Kunis and McKinnon haven’t exactly landed on their feet in recent years. I can’t really think of anything Kunis has done since Ted, and McKinnon got off on the wrong foot with her abysmal performance in Ghostbusters. The two here have minimal chemistry and it’s no fault of their own as the two have some abysmal writing to work with the whole way through. As cliché’d as you’d expect with the tropes of the spy genre subverted but religiously followed at the same time. It’s again the problem of how the film showcases it’s “not like every other spy-comedy”, in turn becoming the exact same as every other spy-comedy out there.
What irks me most is the horrific pacing and direction. Some scenes are horrifically drawn out, others aren’t given enough time to develop themselves fully or flesh out the film. Justin Theroux’s “Drew” is seemingly killed off and it takes a good eight seconds for Kunis and McKinnon to get over this. They tally up an impressive kill count, and rather than have the two develop from everyday citizens into hardened assassins, the movie skips over what could’ve been the most interesting aspect of all.
Are there any funny jokes throughout this? No, to be quite honest. There’s an overlying feeling that the movie is trying to be Kingsman but misses all the marks that made that movie so interesting and different. No Colin Firth for a start, so what’s really the point? Without a single funny joke, it’s difficult to rate a comedy higher than the most minimal of marks.
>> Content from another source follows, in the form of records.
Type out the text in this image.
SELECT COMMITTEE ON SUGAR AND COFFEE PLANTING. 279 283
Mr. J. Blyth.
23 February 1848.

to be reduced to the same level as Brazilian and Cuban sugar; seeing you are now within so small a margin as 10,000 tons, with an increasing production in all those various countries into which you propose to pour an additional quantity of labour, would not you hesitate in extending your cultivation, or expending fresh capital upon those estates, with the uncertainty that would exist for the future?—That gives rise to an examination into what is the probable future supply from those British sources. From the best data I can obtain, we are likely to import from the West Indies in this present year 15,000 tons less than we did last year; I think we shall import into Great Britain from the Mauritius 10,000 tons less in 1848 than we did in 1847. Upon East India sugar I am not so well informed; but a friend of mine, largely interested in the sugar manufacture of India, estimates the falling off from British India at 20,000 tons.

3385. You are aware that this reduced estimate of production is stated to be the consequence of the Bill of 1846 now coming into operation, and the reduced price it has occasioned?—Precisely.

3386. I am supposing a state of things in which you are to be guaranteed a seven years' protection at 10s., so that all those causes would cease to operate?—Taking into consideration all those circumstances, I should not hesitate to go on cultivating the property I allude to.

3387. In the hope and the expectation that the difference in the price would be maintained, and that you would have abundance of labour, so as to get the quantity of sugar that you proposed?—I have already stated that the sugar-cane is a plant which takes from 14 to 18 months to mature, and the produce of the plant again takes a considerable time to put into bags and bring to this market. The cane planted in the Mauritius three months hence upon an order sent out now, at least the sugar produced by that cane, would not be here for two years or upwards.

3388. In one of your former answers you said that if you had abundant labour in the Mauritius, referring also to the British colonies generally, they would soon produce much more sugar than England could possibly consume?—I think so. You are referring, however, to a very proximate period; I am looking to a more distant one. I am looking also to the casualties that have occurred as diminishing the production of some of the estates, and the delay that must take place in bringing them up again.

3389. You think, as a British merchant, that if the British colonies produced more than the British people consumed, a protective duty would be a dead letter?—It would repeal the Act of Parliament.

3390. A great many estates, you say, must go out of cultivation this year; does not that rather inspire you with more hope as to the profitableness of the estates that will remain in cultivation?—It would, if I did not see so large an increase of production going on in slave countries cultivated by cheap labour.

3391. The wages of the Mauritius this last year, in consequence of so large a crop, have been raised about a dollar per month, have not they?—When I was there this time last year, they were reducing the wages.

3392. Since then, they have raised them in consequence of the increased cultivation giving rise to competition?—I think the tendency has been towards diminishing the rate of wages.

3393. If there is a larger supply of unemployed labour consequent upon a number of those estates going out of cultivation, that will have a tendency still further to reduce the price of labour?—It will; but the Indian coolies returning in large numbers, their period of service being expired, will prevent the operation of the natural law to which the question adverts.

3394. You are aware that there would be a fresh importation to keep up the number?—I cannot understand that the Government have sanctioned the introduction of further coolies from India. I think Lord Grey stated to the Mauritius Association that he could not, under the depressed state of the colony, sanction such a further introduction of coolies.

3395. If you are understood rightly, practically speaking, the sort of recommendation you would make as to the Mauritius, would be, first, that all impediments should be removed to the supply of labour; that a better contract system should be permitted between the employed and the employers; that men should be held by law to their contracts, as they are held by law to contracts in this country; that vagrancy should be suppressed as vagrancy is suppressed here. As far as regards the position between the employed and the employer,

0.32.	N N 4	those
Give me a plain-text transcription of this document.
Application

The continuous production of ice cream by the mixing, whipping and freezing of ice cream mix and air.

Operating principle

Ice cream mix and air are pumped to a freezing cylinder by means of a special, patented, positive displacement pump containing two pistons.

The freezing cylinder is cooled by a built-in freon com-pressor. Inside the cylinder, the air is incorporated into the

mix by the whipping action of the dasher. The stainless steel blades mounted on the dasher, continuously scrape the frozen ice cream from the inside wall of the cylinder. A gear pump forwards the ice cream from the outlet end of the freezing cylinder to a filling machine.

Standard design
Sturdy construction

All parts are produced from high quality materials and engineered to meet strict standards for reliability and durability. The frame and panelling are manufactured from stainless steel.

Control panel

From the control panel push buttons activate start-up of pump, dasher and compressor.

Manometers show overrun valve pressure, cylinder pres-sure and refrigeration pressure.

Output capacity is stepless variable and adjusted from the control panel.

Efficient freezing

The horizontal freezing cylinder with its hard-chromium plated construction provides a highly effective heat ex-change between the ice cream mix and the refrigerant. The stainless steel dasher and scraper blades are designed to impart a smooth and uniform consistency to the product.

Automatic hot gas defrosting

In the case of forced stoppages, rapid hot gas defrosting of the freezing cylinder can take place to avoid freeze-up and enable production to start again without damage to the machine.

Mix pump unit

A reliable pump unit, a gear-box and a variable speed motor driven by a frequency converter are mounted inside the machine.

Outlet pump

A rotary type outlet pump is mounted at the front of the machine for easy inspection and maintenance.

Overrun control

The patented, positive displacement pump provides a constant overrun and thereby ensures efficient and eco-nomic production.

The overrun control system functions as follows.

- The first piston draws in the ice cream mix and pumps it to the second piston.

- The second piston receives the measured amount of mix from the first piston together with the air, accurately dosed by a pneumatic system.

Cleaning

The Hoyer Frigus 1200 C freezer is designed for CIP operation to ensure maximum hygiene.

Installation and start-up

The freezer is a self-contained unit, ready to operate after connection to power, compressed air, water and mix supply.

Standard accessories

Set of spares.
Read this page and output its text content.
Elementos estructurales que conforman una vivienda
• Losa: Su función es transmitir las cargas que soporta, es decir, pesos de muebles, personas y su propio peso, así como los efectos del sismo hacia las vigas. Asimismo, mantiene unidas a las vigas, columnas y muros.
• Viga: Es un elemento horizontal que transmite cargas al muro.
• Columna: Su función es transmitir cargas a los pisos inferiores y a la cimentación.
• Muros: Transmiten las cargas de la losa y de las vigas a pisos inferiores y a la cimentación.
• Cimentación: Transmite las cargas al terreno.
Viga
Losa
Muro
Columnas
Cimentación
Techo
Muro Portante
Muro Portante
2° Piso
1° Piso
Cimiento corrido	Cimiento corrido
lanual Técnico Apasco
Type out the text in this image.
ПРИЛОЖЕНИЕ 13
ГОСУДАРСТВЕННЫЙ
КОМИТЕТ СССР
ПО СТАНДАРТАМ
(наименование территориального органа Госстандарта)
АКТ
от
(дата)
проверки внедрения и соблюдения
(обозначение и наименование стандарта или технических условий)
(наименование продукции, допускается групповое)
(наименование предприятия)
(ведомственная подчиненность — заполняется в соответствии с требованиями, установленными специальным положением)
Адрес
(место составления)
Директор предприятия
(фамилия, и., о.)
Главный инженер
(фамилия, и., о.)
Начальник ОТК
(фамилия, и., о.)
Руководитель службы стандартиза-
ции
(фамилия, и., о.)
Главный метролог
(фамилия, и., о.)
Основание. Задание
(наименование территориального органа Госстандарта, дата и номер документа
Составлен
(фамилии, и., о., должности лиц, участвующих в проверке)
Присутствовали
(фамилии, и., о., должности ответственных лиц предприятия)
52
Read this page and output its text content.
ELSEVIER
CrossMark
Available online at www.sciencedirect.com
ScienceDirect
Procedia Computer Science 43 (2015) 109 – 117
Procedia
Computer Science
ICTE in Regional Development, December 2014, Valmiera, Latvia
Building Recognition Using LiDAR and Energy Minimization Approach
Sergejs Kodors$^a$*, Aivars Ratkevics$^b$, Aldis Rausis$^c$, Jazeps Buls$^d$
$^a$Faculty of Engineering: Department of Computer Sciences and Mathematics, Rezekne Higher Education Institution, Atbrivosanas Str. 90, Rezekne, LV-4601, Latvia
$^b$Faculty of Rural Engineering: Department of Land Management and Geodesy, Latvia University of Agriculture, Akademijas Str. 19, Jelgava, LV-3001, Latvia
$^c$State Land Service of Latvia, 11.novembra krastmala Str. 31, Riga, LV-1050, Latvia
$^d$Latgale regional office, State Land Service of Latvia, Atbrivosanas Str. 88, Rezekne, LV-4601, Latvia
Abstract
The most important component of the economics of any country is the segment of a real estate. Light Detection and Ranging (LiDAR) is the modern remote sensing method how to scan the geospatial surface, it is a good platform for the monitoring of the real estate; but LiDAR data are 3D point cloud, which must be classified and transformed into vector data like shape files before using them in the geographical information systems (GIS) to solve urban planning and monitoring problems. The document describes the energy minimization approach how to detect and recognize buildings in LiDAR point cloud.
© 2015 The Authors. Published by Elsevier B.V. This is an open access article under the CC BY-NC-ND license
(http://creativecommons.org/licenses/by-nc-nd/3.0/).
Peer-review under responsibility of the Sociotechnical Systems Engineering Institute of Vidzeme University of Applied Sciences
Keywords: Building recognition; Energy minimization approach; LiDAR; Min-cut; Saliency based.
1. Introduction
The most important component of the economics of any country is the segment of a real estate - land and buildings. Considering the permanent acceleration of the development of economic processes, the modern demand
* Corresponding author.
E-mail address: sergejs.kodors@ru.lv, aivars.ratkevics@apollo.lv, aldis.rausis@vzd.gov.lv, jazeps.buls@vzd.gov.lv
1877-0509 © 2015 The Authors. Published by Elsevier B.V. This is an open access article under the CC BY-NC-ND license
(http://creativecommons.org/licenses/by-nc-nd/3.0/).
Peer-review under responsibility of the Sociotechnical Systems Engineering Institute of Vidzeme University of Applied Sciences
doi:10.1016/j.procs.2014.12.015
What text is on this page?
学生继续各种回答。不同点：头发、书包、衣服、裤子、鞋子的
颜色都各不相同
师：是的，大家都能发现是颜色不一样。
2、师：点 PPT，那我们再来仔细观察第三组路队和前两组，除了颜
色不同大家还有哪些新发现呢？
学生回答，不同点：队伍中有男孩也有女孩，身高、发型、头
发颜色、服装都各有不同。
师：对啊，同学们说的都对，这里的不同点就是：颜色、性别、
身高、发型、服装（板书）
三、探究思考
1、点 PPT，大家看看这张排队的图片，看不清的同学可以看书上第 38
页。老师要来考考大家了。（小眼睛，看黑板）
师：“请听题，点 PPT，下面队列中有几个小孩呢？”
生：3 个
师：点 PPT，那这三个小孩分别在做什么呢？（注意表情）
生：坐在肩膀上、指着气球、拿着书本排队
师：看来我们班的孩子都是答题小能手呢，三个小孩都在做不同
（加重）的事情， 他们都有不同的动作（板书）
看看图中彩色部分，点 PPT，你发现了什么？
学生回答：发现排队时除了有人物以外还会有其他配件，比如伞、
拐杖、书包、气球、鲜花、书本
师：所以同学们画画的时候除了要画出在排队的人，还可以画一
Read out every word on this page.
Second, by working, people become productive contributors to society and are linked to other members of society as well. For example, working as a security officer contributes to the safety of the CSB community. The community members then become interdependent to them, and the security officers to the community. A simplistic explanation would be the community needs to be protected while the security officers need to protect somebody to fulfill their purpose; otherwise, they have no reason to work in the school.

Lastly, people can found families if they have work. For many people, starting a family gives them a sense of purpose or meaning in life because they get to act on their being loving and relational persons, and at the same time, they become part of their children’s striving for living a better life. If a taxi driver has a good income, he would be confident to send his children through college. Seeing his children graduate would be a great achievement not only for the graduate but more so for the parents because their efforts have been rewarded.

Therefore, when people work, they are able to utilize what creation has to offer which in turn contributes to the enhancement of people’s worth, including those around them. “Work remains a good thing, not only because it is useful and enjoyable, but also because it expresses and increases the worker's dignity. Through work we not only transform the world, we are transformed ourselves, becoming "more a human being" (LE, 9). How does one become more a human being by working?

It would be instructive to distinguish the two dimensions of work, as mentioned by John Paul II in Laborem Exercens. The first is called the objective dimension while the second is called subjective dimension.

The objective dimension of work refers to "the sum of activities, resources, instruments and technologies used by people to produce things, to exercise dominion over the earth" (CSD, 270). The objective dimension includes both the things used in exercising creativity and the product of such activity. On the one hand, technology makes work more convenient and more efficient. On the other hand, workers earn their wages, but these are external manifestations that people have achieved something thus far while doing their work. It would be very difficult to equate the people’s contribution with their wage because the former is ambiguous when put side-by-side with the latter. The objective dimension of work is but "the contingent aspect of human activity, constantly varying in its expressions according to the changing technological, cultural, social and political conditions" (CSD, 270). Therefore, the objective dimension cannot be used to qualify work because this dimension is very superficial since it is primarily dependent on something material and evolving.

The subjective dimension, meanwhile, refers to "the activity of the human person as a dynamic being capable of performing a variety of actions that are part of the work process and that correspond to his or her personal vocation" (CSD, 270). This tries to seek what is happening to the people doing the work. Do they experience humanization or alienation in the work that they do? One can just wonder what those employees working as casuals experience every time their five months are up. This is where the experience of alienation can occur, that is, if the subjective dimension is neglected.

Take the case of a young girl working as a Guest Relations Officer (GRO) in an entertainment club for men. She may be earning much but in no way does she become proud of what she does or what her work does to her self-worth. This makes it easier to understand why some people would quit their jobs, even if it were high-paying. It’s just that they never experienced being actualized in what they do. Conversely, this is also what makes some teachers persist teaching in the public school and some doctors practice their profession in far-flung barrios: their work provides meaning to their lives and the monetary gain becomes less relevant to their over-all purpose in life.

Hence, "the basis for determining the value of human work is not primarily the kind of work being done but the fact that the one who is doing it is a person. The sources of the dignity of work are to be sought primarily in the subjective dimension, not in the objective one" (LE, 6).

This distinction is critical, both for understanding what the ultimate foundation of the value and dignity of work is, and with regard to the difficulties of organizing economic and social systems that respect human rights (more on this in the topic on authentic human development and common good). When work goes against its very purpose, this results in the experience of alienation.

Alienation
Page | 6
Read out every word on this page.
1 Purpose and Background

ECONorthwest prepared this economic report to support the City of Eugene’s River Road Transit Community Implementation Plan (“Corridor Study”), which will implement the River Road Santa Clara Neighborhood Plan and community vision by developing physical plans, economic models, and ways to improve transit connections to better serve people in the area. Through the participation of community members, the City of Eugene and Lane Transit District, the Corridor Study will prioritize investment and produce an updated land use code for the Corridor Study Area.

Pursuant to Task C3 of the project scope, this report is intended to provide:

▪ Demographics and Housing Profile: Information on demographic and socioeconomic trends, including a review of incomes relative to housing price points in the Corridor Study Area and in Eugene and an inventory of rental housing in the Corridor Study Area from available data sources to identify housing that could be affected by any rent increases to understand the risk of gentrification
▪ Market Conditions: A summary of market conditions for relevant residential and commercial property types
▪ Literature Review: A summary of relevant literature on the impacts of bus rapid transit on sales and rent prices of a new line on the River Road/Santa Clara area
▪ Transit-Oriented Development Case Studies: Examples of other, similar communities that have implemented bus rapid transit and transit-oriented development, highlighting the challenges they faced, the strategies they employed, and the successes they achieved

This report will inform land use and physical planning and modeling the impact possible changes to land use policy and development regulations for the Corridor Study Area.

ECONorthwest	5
A grim, relentlessly dull and borderline redundant movie with no real merit whatsoever. It’s like watching two once A-list actors try and keep their profile alive, while at the same time drowning in pitifully awful action sequences and the occasional awkward one-liner. While I’d not expected much from a 2018 comedy, I didn’t think it could be quite this horrific. As painful as having your teeth knocked out with a cement frisbee, but nowhere near as endearing or funny.